Le projet de recherche que je poursuis concerne les matières organiques exogènes (MOE) utilisées dans les sols tropicaux cultivés. L’étude de leur dynamique dans les sols doit permettre d’élaborer des référentiels techniques pour une utilisation adaptée des MOE en tant que fertilisant ou amendement dans les systèmes de production agricole des pays en voie de développement. L’introduction de MOE dans des sols cultivés a pour objectif de synchroniser les besoins nutritifs de la plante cultivée avec les éléments libérés par la minéralisation de ces matières organiques tout en préservant leur participation au maintien des propriétés physico-chimiques et biologiques des sols (Woomer & Swift, 1994). Les processus de transformation des composés organiques dans les sols sont des phénomènes complexes où interviennent divers facteurs dont les principaux sont (i) la nature des substrats organiques, (ii) les communautés microbiennes impliquées et (iii) les caractéristiques du milieu dans lequel se déroule les processus.
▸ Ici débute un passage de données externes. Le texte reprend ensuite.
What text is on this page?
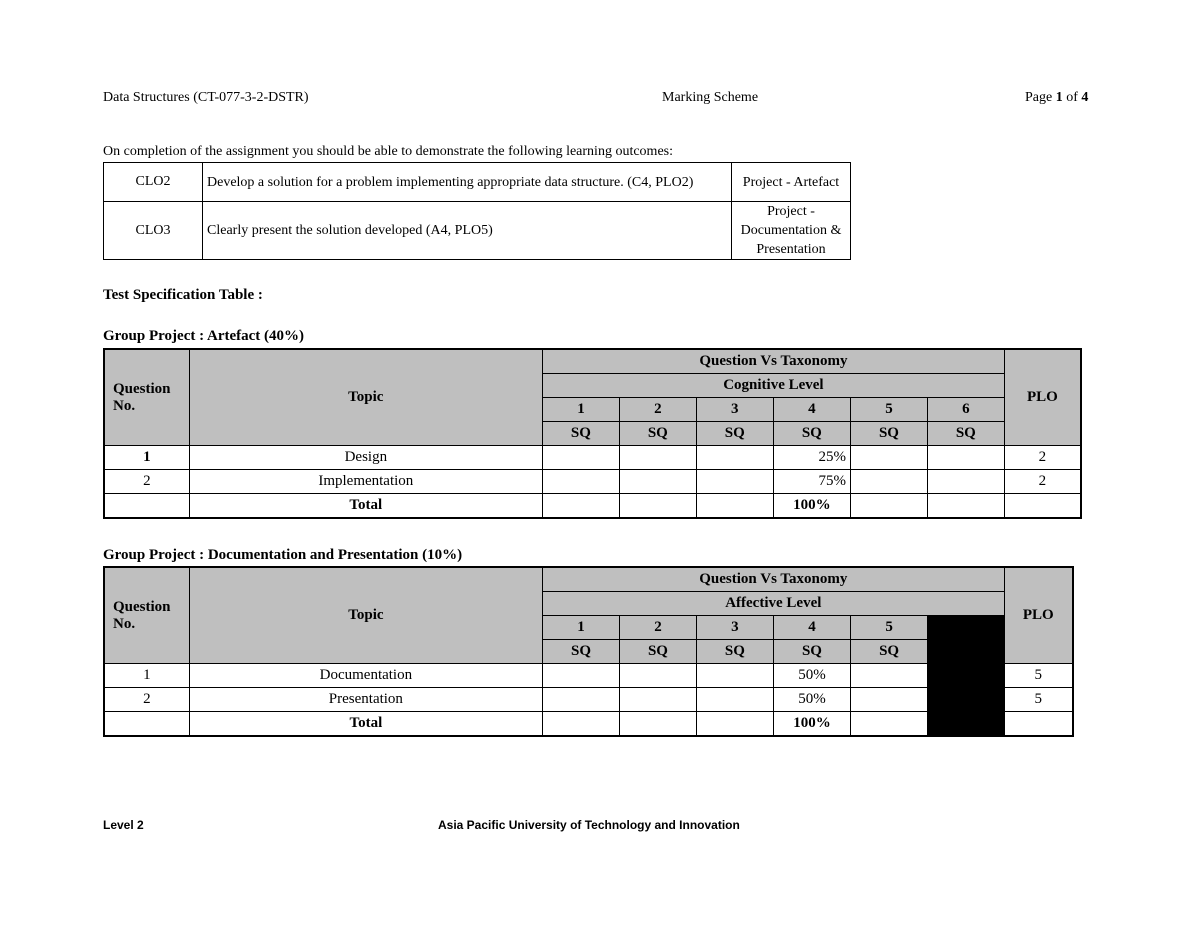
Data Structures (CT-077-3-2-DSTR)	Marking Scheme	Page 1 of 4
On completion of the assignment you should be able to demonstrate the following learning outcomes:
CLO2	Develop a solution for a problem implementing appropriate data structure. (C4, PLO2)	Project - Artefact
CLO3	Clearly present the solution developed (A4, PLO5)	Project - Documentation & Presentation
Test Specification Table :
Group Project : Artefact (40%)
Question No.	Topic	Question Vs Taxonomy						PLO
		Cognitive Level						
		1	2	3	4	5	6	
		SQ	SQ	SQ	SQ	SQ	SQ	
1	Design				25%			2
2	Implementation				75%			2
	Total				100%			
Group Project : Documentation and Presentation (10%)
Question No.	Topic	Question Vs Taxonomy						PLO
		Affective Level						
		1	2	3	4	5		
		SQ	SQ	SQ	SQ	SQ		
1	Documentation				50%			5
2	Presentation				50%			5
	Total				100%			
Level 2	Asia Pacific University of Technology and Innovation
Ces facteurs interagissent dans l’espace et le temps à de multiples échelles de l’agrégat à l’écosystème ou l’agro-écosystème. La hiérarchisation entre ces différents facteurs explique la variabilité de la dynamique des matières organiques entre différents écosystèmes (Lavelle et al., 1993). Pour améliorer les services rendus (fertilisation, amendement) par une matière organique exogène apportée dans un sol cultivé, on pourra donc agir sur ces différents facteurs, ce qui d’un point de vue technique consiste à transformer la qualité des MOE, par exemple par le compostage, et/ou adapter les techniques d’application des MOE dans les sols cultivés (Figure 17).
Si la question de l’effet des caractéristiques physiques et biochimiques des matières organiques sur leur dynamique dans les sols est largement étudiée, les modes d’application dans les sols de ces matières fertilisantes ou amendantes le sont beaucoup moins. Mes travaux se concentreront sur cette dernière question.